You can do vesting in LLCs (at least in most places, right?). You need a lawyer in any case.
That is almost literally true, only it's Nolo instead of Amazon.
LLCs, however, are a frigging nightmare. They're the most difficult form of business entity to set up (except for non-profit 501(c)(3)'s). Accounting for LLCs will require an experienced (expensive) accountant. Plus, state laws on LLCs aren't uniform in the states that matter.
Here's where I get jumpy on this stuff:
S- and C- corporations are complex enough to put people off until they get a lawyer. Most startup founders probably don't have a lawyer when they start.
When you say "LLCs are a nightmare", besides the fact that they're aren't for most people (they aren't even notably complicated for most people; that's the point), and that it's not that hard to switch out of an LLC when things get complicated (by that point, you have a lawyer)...
... besides those things, you're also probably effectively talking people out of incorporating at all. That's more than suboptimal; it's dangerous. It creates situations where you can be personally liable for all sorts of company expenses. We've had HN posts from people who were told by cofounders and business partners that they were personally liable for huge expenses, and had those same people discovered they owed zero because they were incorporated.
Don't do business as a sole proprietor. Get a structure with limited liability as soon as you can. If it's between an LLC now and an S-Corp "maybe 6 months from now, maybe earlier if we can find a good lawyer and we're making money" --- do the LLC.
You're the expert here. Where am I wrong in this analysis?
Funny, setting up our LLC took about 20 minutes of filling out forms and mailing them in. I've heard it's different state-to-state, but in the state we set up in (Virginia) it was not terribly harder than buying a new cell phone...and less money.
Lots of smart people seem to use sole proprietorships, but I don't understand why. I mean that seriously, not rhetorically: this is something I don't understand. LLCs are comically easy to set up.
I don't mean that to be flippant. I can see many good arguments for it, including the ones you list, but in my specific circumstances (no clients to invoice, clear line between personal and business expenses) it has been simpler to remain a sole proprietor.
That said, what I wanted to stress was the idea of not taking outside funding, however you choose to structure things.
That said: I'd be very surprised to hear a lawyer say that incorporation makes you more exposed. You make a good point, but I'm still pretty sure the default should be "incorporate somehow".

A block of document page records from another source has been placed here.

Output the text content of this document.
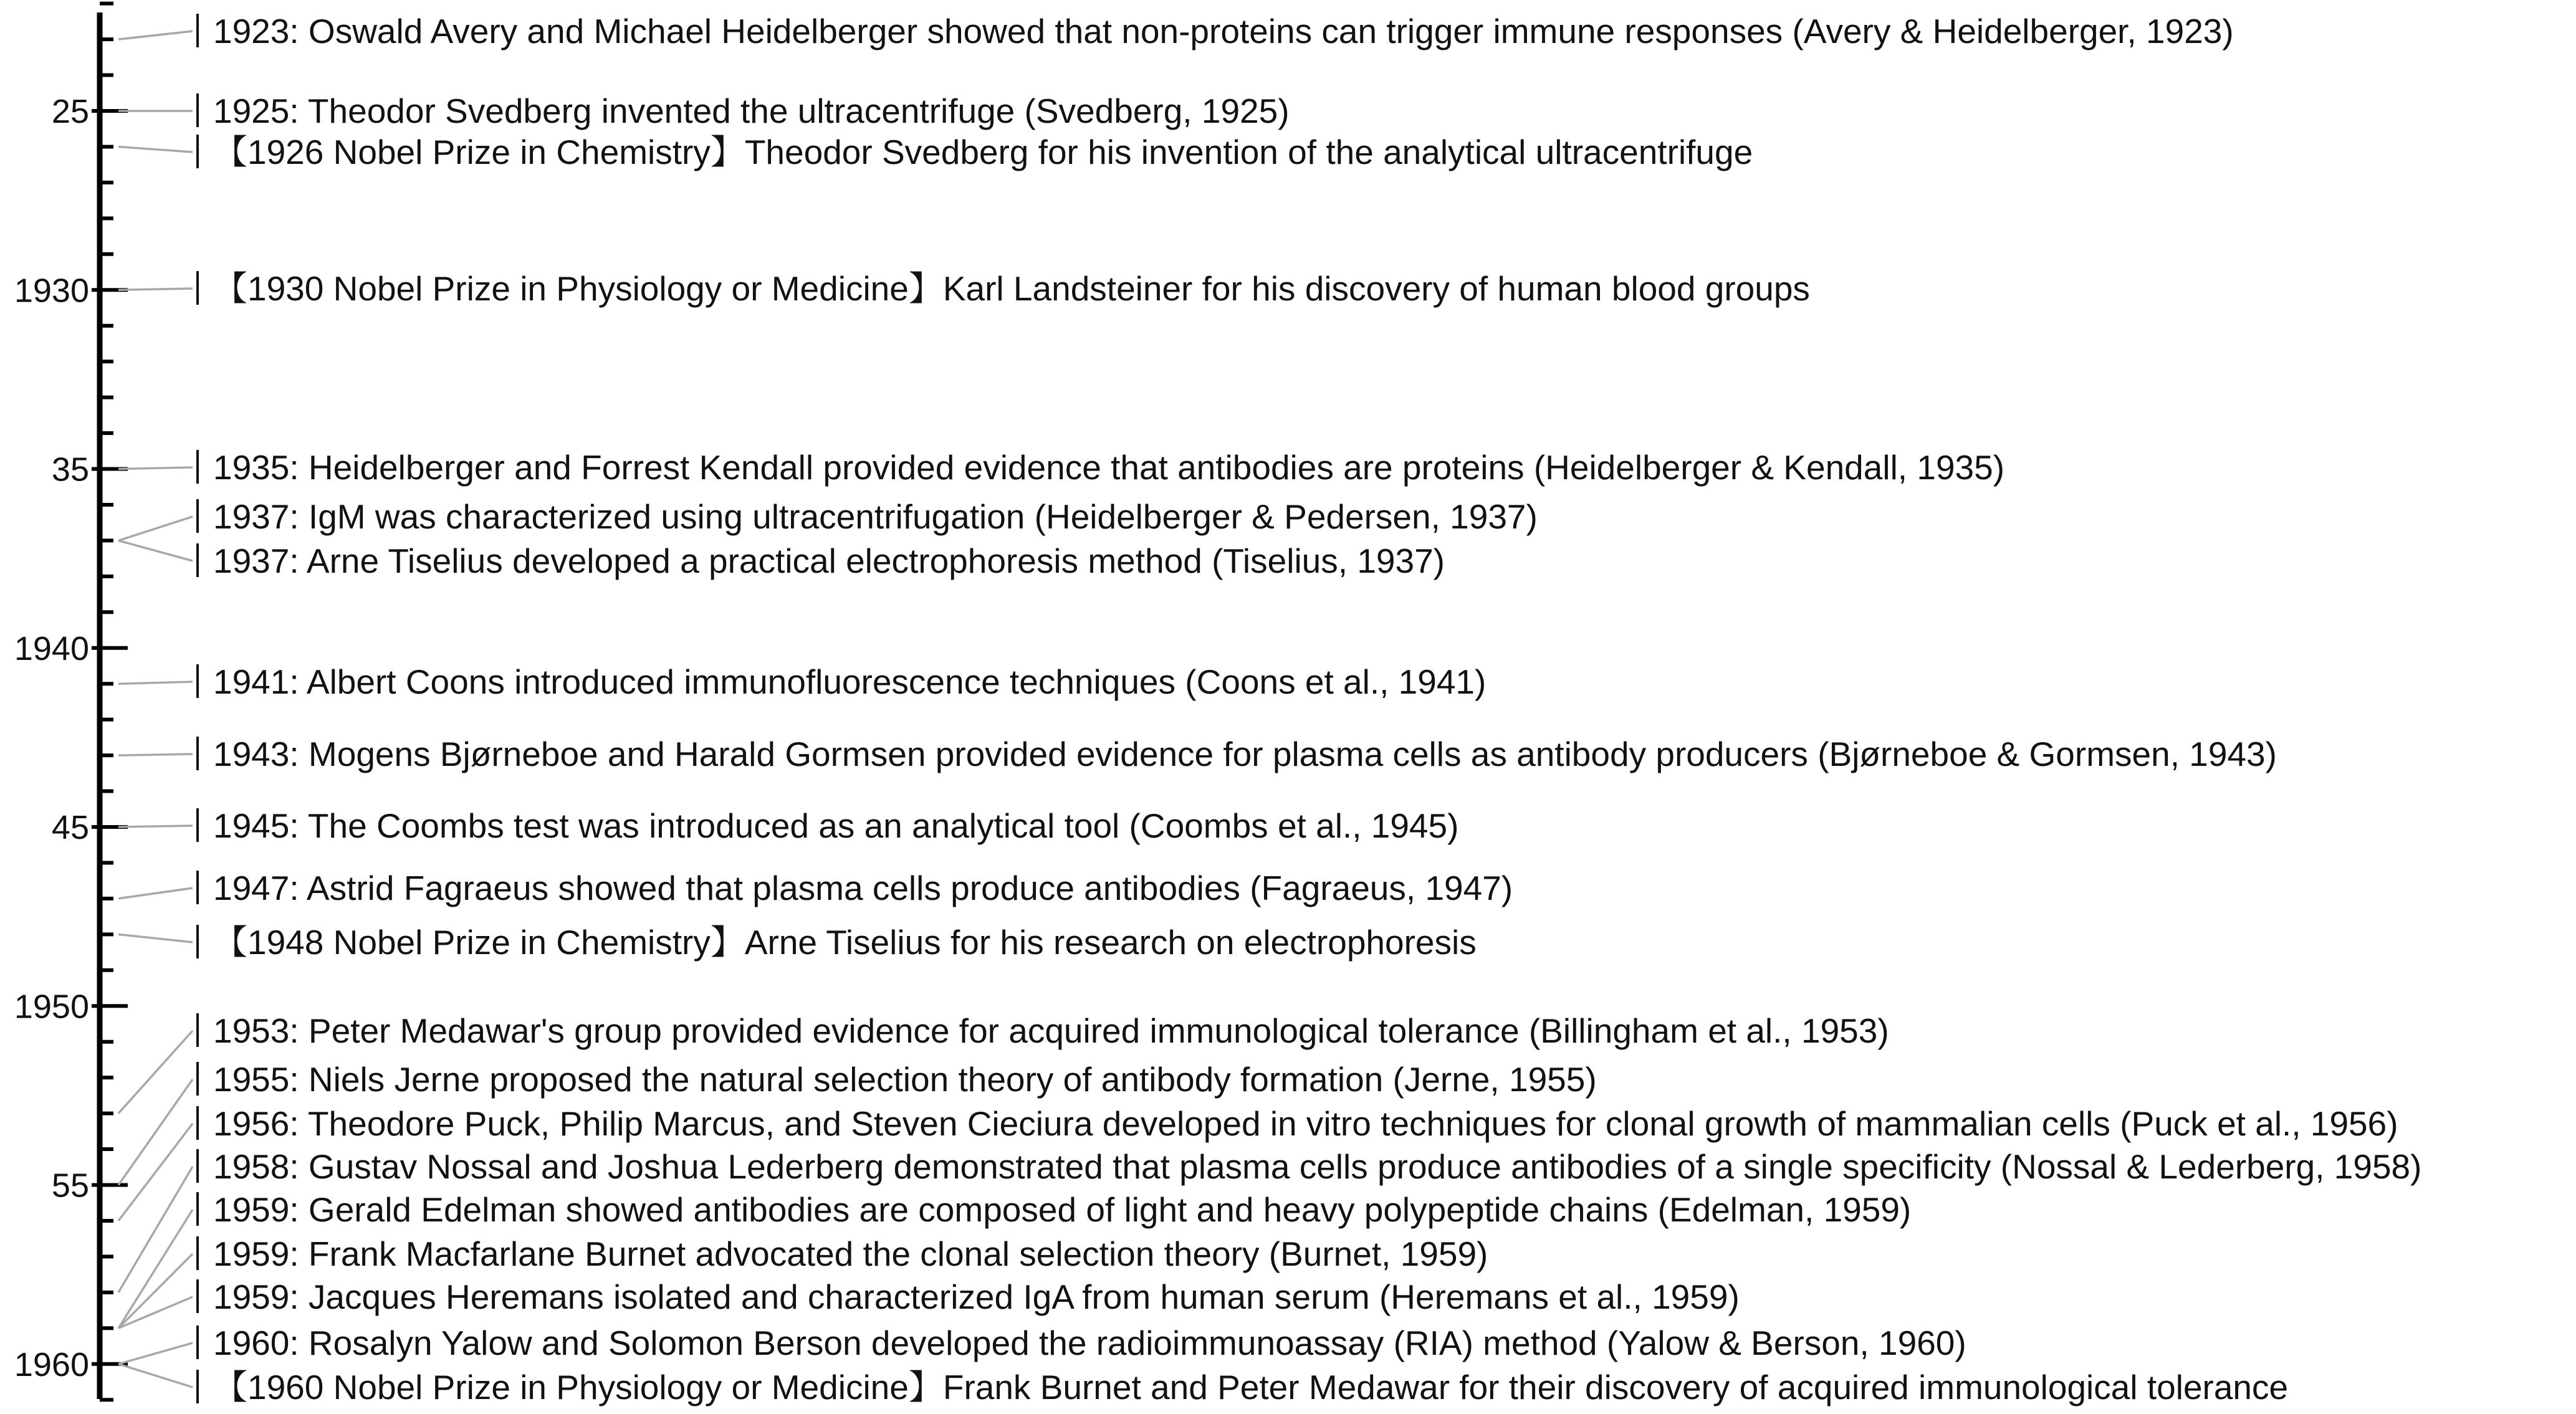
25
1930
35
1940
45
1950
55
1960
1923: Oswald Avery and Michael Heidelberger showed that non-proteins can trigger immune responses (Avery & Heidelberger, 1923)
1925: Theodor Svedberg invented the ultracentrifuge (Svedberg, 1925)
【1926 Nobel Prize in Chemistry】Theodor Svedberg for his invention of the analytical ultracentrifuge
【1930 Nobel Prize in Physiology or Medicine】Karl Landsteiner for his discovery of human blood groups
1935: Heidelberger and Forrest Kendall provided evidence that antibodies are proteins (Heidelberger & Kendall, 1935)
1937: IgM was characterized using ultracentrifugation (Heidelberger & Pedersen, 1937)
1937: Arne Tiselius developed a practical electrophoresis method (Tiselius, 1937)
1941: Albert Coons introduced immunofluorescence techniques (Coons et al., 1941)
1943: Mogens Bjørneboe and Harald Gormsen provided evidence for plasma cells as antibody producers (Bjørneboe & Gormsen, 1943)
1945: The Coombs test was introduced as an analytical tool (Coombs et al., 1945)
1947: Astrid Fagraeus showed that plasma cells produce antibodies (Fagraeus, 1947)
【1948 Nobel Prize in Chemistry】Arne Tiselius for his research on electrophoresis
1953: Peter Medawar's group provided evidence for acquired immunological tolerance (Billingham et al., 1953)
1955: Niels Jerne proposed the natural selection theory of antibody formation (Jerne, 1955)
1956: Theodore Puck, Philip Marcus, and Steven Cieciura developed in vitro techniques for clonal growth of mammalian cells (Puck et al., 1956)
1958: Gustav Nossal and Joshua Lederberg demonstrated that plasma cells produce antibodies of a single specificity (Nossal & Lederberg, 1958)
1959: Gerald Edelman showed antibodies are composed of light and heavy polypeptide chains (Edelman, 1959)
1959: Frank Macfarlane Burnet advocated the clonal selection theory (Burnet, 1959)
1959: Jacques Heremans isolated and characterized IgA from human serum (Heremans et al., 1959)
1960: Rosalyn Yalow and Solomon Berson developed the radioimmunoassay (RIA) method (Yalow & Berson, 1960)
【1960 Nobel Prize in Physiology or Medicine】Frank Burnet and Peter Medawar for their discovery of acquired immunological tolerance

I just want to advocate for the stance that, if you're not sure, you should err on the side of having limited liability. Your business is probably going to fold, and when it does, it's probably going to have liabilities.
What I've found by far the hardest as a one-person business is finding a lawyer and an accountant. It's hard to know where to start looking, and there's so much startup money sloshing around that it crowds out smaller fish like me.

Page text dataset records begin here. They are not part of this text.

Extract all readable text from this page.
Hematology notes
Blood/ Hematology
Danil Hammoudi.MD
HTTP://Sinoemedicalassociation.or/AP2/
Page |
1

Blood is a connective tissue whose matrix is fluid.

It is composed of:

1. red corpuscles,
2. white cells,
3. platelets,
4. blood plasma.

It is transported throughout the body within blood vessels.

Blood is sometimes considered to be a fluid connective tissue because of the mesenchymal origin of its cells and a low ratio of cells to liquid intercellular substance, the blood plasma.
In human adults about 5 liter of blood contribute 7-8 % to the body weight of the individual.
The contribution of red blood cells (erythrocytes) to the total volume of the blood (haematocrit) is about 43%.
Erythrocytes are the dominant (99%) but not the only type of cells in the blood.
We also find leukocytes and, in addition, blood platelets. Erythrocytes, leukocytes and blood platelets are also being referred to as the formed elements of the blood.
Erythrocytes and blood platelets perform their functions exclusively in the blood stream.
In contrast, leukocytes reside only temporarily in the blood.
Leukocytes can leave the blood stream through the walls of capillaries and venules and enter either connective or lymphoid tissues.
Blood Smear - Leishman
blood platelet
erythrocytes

I have a sole proprietorship in Finland. Sometimes I've given thought to having this type of standard corp in US, as if I have another hit Facebook app or whatever it seems like it would make me an easier entity for others to deal with.
Apart from the tax issues, I worry about having to pay an US lawyer high US wages for advice / set up fees. Maybe I'm starting to believe all the news stories too much, but doesn't being incorporated in US also make you much more likely to be the target of some frivolous patent / other lawsuit?

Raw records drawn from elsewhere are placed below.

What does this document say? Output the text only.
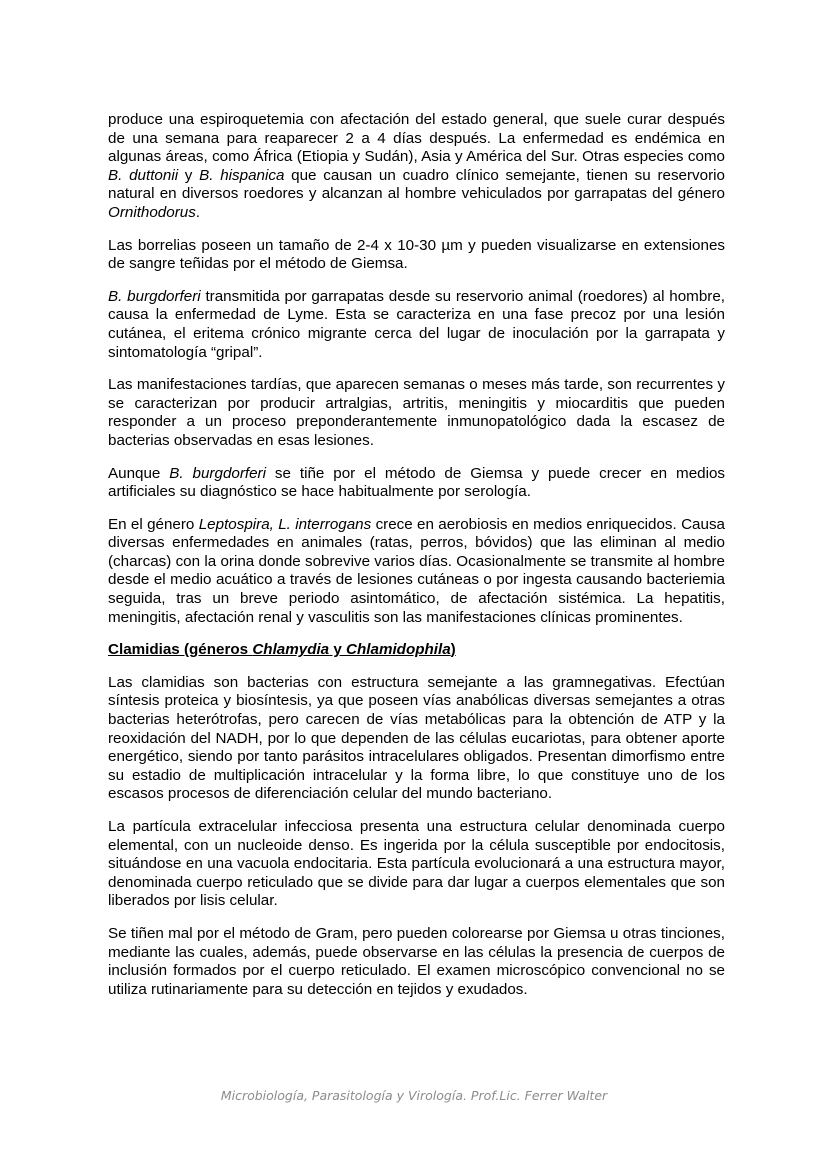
produce una espiroquetemia con afectación del estado general, que suele curar después de una semana para reaparecer 2 a 4 días después. La enfermedad es endémica en algunas áreas, como África (Etiopia y Sudán), Asia y América del Sur. Otras especies como B. duttonii y B. hispanica que causan un cuadro clínico semejante, tienen su reservorio natural en diversos roedores y alcanzan al hombre vehiculados por garrapatas del género Ornithodorus.

Las borrelias poseen un tamaño de 2-4 x 10-30 µm y pueden visualizarse en extensiones de sangre teñidas por el método de Giemsa.

B. burgdorferi transmitida por garrapatas desde su reservorio animal (roedores) al hombre, causa la enfermedad de Lyme. Esta se caracteriza en una fase precoz por una lesión cutánea, el eritema crónico migrante cerca del lugar de inoculación por la garrapata y sintomatología “gripal”.

Las manifestaciones tardías, que aparecen semanas o meses más tarde, son recurrentes y se caracterizan por producir artralgias, artritis, meningitis y miocarditis que pueden responder a un proceso preponderantemente inmunopatológico dada la escasez de bacterias observadas en esas lesiones.

Aunque B. burgdorferi se tiñe por el método de Giemsa y puede crecer en medios artificiales su diagnóstico se hace habitualmente por serología.

En el género Leptospira, L. interrogans crece en aerobiosis en medios enriquecidos. Causa diversas enfermedades en animales (ratas, perros, bóvidos) que las eliminan al medio (charcas) con la orina donde sobrevive varios días. Ocasionalmente se transmite al hombre desde el medio acuático a través de lesiones cutáneas o por ingesta causando bacteriemia seguida, tras un breve periodo asintomático, de afectación sistémica. La hepatitis, meningitis, afectación renal y vasculitis son las manifestaciones clínicas prominentes.

Clamidias (géneros Chlamydia y Chlamidophila)

Las clamidias son bacterias con estructura semejante a las gramnegativas. Efectúan síntesis proteica y biosíntesis, ya que poseen vías anabólicas diversas semejantes a otras bacterias heterótrofas, pero carecen de vías metabólicas para la obtención de ATP y la reoxidación del NADH, por lo que dependen de las células eucariotas, para obtener aporte energético, siendo por tanto parásitos intracelulares obligados. Presentan dimorfismo entre su estadio de multiplicación intracelular y la forma libre, lo que constituye uno de los escasos procesos de diferenciación celular del mundo bacteriano.

La partícula extracelular infecciosa presenta una estructura celular denominada cuerpo elemental, con un nucleoide denso. Es ingerida por la célula susceptible por endocitosis, situándose en una vacuola endocitaria. Esta partícula evolucionará a una estructura mayor, denominada cuerpo reticulado que se divide para dar lugar a cuerpos elementales que son liberados por lisis celular.

Se tiñen mal por el método de Gram, pero pueden colorearse por Giemsa u otras tinciones, mediante las cuales, además, puede observarse en las células la presencia de cuerpos de inclusión formados por el cuerpo reticulado. El examen microscópico convencional no se utiliza rutinariamente para su detección en tejidos y exudados.

Microbiología, Parasitología y Virología. Prof.Lic. Ferrer Walter
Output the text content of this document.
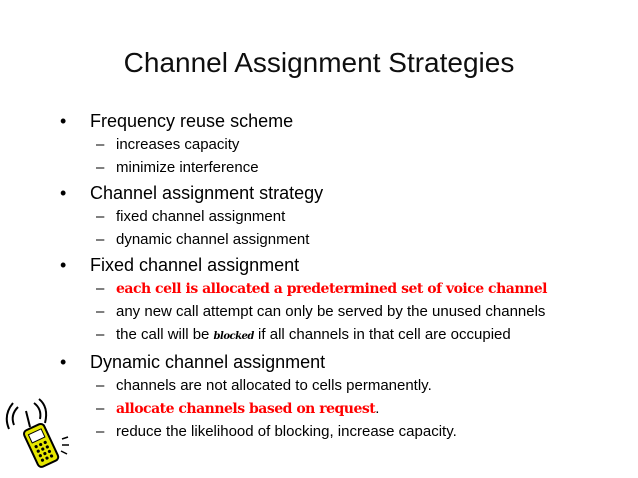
Channel Assignment Strategies
• Frequency reuse scheme
– increases capacity
– minimize interference
• Channel assignment strategy
– fixed channel assignment
– dynamic channel assignment
• Fixed channel assignment
– each cell is allocated a predetermined set of voice channel
– any new call attempt can only be served by the unused channels
– the call will be blocked if all channels in that cell are occupied
• Dynamic channel assignment
– channels are not allocated to cells permanently.
– allocate channels based on request.
– reduce the likelihood of blocking, increase capacity.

Let me know if you have more questions!
This type of knee-jerk post is unhelpful and tired.
There has been coverage about German business clones of successful US start-ups. Also there have been complaints that some start-ups "don't think big" and expand their market coverage only in regional boundaries (airbnb vs. wimdu/9flats). Probably they would do better overseas if from early on such lists wouldn't be so focused.